Danielle se estremeció al pensar en ello.

—Apenas si hemos visto vida salvaje por ahí fuera…

El doctor Singh asintió:

—Lo más probable es que hayan matado o se hayan comido todo lo que había por esta zona, y luego hayan ido más allá, en busca de mejores presas. Supongo que es por eso por lo que no nos topamos con ellos cuando llegamos por primera vez aquí: esencialmente estábamos entrando en un espacio vacío, uno que ellos habían vaciado.

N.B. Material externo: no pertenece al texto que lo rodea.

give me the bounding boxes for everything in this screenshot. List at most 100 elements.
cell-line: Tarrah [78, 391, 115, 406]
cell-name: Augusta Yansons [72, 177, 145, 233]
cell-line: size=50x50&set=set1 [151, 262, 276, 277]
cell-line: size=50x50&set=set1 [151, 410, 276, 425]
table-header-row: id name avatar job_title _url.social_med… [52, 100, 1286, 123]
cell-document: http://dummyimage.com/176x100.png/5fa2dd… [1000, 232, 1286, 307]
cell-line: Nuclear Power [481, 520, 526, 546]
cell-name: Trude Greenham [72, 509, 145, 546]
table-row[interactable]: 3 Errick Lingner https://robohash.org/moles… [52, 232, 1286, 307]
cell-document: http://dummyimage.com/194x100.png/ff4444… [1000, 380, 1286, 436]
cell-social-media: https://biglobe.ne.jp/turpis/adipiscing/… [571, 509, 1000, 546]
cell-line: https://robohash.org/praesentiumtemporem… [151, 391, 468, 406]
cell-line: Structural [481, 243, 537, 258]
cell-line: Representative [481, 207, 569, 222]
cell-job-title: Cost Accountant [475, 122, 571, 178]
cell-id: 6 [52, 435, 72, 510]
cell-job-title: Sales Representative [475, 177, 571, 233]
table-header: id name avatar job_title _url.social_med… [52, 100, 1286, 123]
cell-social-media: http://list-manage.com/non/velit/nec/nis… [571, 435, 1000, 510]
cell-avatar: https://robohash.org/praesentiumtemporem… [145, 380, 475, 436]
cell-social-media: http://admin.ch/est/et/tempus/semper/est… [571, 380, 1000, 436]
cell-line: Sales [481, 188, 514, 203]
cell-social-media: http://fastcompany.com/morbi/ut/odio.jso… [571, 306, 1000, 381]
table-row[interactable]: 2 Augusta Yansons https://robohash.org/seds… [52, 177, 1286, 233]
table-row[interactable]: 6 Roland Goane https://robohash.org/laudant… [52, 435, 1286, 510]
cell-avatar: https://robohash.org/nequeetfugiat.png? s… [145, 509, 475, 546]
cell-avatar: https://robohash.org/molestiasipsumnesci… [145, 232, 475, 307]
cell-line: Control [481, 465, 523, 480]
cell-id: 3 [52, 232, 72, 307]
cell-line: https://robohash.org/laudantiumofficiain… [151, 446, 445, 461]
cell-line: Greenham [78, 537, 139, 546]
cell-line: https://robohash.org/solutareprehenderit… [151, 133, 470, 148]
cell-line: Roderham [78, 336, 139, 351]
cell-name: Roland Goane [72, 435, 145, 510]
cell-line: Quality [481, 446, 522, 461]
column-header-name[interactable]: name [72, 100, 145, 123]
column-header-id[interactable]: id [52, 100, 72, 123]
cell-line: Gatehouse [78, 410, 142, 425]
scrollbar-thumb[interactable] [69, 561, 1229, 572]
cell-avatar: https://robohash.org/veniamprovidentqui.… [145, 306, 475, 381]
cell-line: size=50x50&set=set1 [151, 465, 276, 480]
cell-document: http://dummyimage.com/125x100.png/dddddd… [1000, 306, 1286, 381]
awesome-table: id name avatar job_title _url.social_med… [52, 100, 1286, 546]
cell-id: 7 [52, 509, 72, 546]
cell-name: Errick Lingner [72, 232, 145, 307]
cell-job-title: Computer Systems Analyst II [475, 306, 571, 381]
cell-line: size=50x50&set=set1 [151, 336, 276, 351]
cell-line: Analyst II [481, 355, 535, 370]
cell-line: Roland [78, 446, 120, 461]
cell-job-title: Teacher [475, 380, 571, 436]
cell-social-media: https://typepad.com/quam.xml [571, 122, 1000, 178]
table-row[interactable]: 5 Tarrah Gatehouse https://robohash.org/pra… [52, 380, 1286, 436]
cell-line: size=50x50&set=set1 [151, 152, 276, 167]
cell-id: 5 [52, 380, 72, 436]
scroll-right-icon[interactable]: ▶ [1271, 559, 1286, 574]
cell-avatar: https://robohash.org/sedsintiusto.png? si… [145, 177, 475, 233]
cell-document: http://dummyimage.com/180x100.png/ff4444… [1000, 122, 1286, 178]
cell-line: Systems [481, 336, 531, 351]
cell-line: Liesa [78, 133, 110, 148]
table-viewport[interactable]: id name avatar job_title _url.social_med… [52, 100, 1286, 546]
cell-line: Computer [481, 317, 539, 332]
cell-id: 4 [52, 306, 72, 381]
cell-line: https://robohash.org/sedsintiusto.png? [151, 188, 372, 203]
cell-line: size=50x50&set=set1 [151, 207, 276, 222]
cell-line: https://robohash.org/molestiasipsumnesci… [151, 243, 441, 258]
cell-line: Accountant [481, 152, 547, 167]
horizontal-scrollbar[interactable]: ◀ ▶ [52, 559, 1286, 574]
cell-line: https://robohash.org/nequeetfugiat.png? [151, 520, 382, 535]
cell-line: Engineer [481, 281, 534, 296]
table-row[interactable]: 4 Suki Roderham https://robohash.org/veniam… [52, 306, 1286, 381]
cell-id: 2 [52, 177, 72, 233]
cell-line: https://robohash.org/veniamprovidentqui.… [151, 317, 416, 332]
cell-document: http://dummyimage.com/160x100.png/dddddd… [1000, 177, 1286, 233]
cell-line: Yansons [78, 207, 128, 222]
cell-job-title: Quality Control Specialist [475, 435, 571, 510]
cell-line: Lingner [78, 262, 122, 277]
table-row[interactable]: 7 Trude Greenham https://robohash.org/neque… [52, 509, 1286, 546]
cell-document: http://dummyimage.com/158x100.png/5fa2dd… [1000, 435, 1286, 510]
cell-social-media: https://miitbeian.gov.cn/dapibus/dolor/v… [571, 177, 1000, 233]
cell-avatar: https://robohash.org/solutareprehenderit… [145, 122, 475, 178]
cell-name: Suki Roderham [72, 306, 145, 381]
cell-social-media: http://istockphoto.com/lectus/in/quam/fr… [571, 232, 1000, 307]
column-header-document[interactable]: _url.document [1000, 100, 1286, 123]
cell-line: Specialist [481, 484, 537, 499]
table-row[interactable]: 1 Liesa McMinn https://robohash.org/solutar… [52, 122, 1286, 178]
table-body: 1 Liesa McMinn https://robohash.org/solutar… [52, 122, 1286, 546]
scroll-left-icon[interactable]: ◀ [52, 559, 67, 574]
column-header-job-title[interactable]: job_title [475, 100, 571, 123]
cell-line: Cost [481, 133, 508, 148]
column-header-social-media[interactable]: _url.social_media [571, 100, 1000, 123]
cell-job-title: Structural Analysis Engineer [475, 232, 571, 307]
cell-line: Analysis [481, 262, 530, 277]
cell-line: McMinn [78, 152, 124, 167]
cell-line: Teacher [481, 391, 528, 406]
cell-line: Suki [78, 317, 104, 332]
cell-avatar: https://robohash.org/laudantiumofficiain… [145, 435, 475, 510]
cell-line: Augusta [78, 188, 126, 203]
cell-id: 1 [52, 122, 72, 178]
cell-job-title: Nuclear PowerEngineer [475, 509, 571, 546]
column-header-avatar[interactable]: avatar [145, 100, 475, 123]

—Eso fue una suerte para nosotros —dijo Hawker—. Pero, ¿por qué están regresando?

Singh se alzó de hombros:

—Ni idea.

Antes de que pudieran acosarlo con más preguntas, la atención del médico se centró en un punto por encima del hombro de Danielle: el profesor McCarter y Susan Briggs iban hacia ellos a buen paso.

McCarter habló sin tapujos, nada más llegar:

—Estamos cometiendo un grave error.

—¿De qué está hablando? —quiso saber Danielle.

—Quedarnos aquí es un error, deberíamos estar allí —señaló hacia los árboles—, con los
chollokwan
.

Las cejas de Hawker se alzaron:

—¿Con los que nos han echado la maldición de las mil muertes?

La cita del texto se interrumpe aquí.